Whence, then, had the Germans come, and where had they been going? And if Ygraine's report was accurate and yet another licet had now landed Lot himself on the coast nearby, where had it originated? It hardly seemed possible that it could be part of the same Erse fleet. But then, if it was another fleet entirely, who commanded it, and how large a fighting force had it disgorged on his western flank?

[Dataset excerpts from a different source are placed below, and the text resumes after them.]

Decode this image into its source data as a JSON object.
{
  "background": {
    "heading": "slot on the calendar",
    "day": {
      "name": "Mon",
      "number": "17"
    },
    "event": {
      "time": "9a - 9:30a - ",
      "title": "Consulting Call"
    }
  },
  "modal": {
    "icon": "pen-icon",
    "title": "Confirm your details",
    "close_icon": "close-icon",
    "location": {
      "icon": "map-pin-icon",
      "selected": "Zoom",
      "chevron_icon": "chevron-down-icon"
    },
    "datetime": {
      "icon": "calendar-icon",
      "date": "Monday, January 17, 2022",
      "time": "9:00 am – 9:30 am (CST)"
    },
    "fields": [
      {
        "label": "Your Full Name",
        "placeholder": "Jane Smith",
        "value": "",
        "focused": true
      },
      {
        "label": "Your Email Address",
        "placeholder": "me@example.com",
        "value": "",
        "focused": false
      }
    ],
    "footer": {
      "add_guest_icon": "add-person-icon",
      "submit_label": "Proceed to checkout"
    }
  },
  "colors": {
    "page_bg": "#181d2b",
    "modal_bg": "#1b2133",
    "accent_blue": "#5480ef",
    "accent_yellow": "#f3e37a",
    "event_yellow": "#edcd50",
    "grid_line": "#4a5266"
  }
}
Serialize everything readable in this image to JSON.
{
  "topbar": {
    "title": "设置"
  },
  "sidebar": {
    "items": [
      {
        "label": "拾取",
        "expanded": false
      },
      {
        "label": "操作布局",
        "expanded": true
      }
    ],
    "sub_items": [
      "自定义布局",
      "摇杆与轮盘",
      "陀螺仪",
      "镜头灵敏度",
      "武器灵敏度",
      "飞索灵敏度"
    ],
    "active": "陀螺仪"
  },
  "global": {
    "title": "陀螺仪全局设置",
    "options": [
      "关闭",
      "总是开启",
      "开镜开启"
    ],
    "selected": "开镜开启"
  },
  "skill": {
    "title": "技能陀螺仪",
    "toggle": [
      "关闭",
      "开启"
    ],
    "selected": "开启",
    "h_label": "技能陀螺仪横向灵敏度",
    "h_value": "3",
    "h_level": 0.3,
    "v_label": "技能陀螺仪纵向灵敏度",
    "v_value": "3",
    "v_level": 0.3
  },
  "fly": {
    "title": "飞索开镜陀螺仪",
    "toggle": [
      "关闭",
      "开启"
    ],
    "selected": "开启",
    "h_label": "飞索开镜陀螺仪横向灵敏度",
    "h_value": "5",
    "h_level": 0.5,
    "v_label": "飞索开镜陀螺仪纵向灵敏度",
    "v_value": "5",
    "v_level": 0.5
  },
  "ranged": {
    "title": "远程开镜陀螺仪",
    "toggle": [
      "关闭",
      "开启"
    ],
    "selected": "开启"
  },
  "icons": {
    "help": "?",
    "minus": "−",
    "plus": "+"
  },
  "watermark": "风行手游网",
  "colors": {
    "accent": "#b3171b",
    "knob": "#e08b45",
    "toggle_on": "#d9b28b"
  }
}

Compressing his lips into a thin line, he swung back to face Cirro and the others, who had all been standing silent, waiting to see how he would react to the word of this new threat. Wasting no words, he told them that the women he had brought back with him were Lot's Queen, Ygraine—the real one this time—and her companions. In clipped tones that permitted neither interruption nor comment, he explained, to the astonishment of most, that his spy in Lot's camp had been the Queen herself, and that she was sister to Merlyn's Erse friend and former hostage Donuil, and also to Merlyn's own dead wife, Deirdre. She had a child with her, Lot's acknowledged heir, Uther said, declining for the time being, on a sudden impulse, to name the child as his own. He told them that Ygraine was to be picked up from the southwest coast by her brother Connor, who commanded the fleet of galleys owned by their father, King Athol Mac Iain of the Erse Scots, and that he, Uther, as commander in chief of the combined Camulodian and Cambrian armies, had undertaken to get the Queen to the meeting place safely, both in reward for her loyal and dangerous aid to this point and in order to keep the Erse King neutral in this war, and in recognition of the strength and the bargaining power Lot's legitimate heir would offer them as a hostage.